Duties and Responsibilities

Under the overall guidance of the Chief, ICTS, and direct supervision by the Head of Cloud, Infrastructure and Cybersecurity Unit, the IT Assistant (Cybersecurity Analyst) will perform the following tasks: • Monitoring ICT Infrastructure, websites, and web applications for security threats and vulnerabilities. • Responding to cybersecurity incidents, such as malware infections or phishing attacks. • Analyzing cybersecurity alerts and determining the appropriate response. • Conducting vulnerability assessments and penetration testing to identify potential weaknesses in the organization’s security posture. • Assisting with the implementation and maintenance of cybersecurity controls, such as firewalls, intrusion detection systems, and antivirus software. • Collaborating with other IT professionals, such as network administrators, system administrators, and software developers to ensure a coordinated approach to cybersecurity. • Assisting with incident response planning and testing to ensure the organization is prepared for cybersecurity incidents. • Assisting with the development and implementation of cybersecurity policies, technical procedures, and guidelines. • Assisting with the identification and assessment of risks and implementing risk management processes and procedures. • Supporting compliance with enterprise cybersecurity policies, relevant laws, regulations, and industry standards. • Assisting with the preparation of reports on governance, risk, and compliance issues for senior management. • Collaborating with other units and stakeholders to ensure a coordinated approach to governance, risk, and compliance. • Participating in continuous improvement efforts to enhance the organization’s governance, risk, and compliance practices.

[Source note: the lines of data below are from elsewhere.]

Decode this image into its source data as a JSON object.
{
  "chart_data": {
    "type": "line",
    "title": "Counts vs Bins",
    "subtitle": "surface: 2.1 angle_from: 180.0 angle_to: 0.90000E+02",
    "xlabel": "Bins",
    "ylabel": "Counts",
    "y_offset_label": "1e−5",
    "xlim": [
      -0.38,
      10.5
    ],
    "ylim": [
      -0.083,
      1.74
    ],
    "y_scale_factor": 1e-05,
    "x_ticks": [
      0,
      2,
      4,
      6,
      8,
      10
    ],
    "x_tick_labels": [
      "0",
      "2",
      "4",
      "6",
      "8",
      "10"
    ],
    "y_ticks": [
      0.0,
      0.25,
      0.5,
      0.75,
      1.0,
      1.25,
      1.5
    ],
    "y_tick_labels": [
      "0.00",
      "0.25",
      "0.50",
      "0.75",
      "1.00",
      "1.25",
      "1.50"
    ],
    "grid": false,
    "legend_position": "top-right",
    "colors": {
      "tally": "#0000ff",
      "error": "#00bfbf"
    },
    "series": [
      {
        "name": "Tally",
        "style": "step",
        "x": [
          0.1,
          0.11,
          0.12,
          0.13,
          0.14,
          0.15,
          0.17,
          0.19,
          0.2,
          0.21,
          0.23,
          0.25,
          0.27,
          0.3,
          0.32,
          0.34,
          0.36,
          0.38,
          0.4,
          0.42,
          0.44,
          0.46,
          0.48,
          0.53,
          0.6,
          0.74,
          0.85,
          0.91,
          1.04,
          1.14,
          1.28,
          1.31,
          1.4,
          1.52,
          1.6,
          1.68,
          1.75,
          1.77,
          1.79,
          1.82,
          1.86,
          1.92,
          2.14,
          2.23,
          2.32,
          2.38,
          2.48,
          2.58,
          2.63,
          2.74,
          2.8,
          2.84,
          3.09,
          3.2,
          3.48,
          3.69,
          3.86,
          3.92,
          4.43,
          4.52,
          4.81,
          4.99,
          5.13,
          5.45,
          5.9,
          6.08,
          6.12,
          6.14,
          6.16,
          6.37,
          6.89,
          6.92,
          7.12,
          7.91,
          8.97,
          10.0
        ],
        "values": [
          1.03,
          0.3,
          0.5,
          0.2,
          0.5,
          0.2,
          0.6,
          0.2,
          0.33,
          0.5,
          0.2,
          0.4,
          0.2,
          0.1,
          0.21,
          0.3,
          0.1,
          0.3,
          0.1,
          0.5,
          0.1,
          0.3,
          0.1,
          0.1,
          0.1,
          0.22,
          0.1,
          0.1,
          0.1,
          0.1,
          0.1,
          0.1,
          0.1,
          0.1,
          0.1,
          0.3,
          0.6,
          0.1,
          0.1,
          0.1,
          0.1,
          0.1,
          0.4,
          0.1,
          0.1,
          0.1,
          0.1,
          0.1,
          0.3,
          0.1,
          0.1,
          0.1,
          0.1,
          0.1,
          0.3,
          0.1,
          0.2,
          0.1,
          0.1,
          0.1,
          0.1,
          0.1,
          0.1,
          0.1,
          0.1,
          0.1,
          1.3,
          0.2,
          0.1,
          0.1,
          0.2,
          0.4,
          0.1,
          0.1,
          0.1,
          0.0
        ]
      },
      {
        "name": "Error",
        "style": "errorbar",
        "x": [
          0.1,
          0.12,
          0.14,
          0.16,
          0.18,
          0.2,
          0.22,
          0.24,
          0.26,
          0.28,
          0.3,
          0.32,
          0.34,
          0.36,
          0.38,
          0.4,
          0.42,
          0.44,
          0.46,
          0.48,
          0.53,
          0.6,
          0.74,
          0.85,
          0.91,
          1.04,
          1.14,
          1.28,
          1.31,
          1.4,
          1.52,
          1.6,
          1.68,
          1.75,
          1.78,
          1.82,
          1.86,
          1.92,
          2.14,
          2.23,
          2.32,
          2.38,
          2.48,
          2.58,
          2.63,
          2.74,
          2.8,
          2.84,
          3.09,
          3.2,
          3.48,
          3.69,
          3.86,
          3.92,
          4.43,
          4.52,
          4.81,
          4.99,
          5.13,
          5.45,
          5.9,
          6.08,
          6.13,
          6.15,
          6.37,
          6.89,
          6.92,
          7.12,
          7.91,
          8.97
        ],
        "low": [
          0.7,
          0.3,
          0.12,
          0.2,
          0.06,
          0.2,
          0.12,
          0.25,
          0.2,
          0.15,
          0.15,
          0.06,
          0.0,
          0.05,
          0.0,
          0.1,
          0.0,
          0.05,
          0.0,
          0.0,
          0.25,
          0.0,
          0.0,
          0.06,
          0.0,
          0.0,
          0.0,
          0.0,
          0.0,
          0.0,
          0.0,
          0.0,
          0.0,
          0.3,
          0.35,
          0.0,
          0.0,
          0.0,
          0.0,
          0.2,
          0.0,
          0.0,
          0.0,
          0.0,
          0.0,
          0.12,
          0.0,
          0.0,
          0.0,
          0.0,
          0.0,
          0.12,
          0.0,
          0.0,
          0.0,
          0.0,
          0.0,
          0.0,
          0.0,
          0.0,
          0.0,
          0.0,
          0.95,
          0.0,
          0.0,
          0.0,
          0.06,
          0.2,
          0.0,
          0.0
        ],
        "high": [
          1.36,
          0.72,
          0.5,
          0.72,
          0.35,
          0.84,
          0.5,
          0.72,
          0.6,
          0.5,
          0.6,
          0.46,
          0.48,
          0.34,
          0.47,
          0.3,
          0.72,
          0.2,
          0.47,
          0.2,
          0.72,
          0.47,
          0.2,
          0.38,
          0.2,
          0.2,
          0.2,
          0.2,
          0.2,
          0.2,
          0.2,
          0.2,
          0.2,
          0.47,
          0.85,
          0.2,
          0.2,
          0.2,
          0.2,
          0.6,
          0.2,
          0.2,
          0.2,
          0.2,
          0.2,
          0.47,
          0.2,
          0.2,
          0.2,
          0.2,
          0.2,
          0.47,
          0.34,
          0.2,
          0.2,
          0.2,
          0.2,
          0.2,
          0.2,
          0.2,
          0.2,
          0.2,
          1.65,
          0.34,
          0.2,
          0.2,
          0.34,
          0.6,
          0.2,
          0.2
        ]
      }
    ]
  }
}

• Participating in risk assessments and internal audits to identify areas of non-compliance or potential risks. • Assisting with the development and implementation of BCP and DR plans to ensure the organization is prepared for potential disasters or disruptions. • Developing and documenting procedures for responding to disasters or disruptions. • Testing and evaluating BCP and DR plans to ensure they are effective and up-to-date. • Monitoring and reporting on compliance with policies and procedures, including tracking incidents of non-compliance and following up with appropriate parties. • Staying up-to-date on changes in enterprise cybersecurity policies, laws, regulations, and industry standards related to governance, risk, and compliance. • Assisting with the development and implementation of cybersecurity training programs to promote compliance and risk management awareness. • Participating in security awareness training and promoting a culture of cybersecurity within the organization.

Qualifications/special skills

A Bachelor’s degree in Information Technology, Computer Science or related area is required. All candidates must submit a copy of the required educational degree. Incomplete applications will not be reviewed. No previous work experience is required for this job opening. Knowledge in two or more of the following: Governance, Risk, Web Application BCP/DR , Application Security, Information security, Network, and Endpoint security is required. Knowledge of Threat, Vulnerability and Incident Management is required. Knowledge of Governance, Risk and Compliance (GRC) is required.

Languages

English and French are the working languages of the United Nations Secretariat; and Arabic is a working language of ESCWA. For this position, fluency in English is required. Note: “Fluency” equals a rating of ‘fluent’ in all four areas (speak, read, write, and understand) and “Knowledge of” equals a rating of ‘confident’ in two of the four areas.